National Savings Certificate (NSC) – Frequently Asked Questions

Is NSC Interest Taxable?

NSC interest is taxable under the category of “Income from Other Sources.” However, in the first four years, the interest is reinvested and can be claimed as a deduction under Section 80C of the Income Tax Act. It’s important to note that the interest earned in the fifth year is taxable as per the individual’s applicable income tax slab.

How to Withdraw NSC After Maturity?

To withdraw NSC after maturity, visit the nearest post office and submit a hand-written maturity claim along with the original NSC certificate, the identity slip received at the time of purchase, and an identity proof document. If the identity slip is available, the processing and payment will be done promptly.

What are the Tax Advantages of NSC?

NSC investments offer tax advantages under Section 80C of the Income Tax Act. Investors can claim deductions of up to Rs. 1.5 lakh on their NSC investments. Additionally, the annual interest earned on NSC assets is considered a fresh investment for tax purposes. TDS is not required on NSC, nevertheless, tax is required on interest earned.

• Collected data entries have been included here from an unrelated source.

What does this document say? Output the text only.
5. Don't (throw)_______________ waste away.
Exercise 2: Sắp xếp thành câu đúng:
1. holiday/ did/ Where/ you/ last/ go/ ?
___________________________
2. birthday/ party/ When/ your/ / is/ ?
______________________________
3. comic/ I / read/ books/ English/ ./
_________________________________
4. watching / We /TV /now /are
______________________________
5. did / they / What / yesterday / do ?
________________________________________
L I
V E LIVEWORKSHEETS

How Many NSCs Can be Purchased?

There is no maximum limit on the number of NSCs that can be purchased. However, the minimum investment amount required for NSC is Rs. 1,000.

Can NSC be Cashed Out Before Maturity?

NSCs have a maturity period of five years. Generally, premature encashment is not allowed. However, in exceptional circumstances such as the investor’s untimely death or as directed by a court order, an NSC can be cashed out before maturity.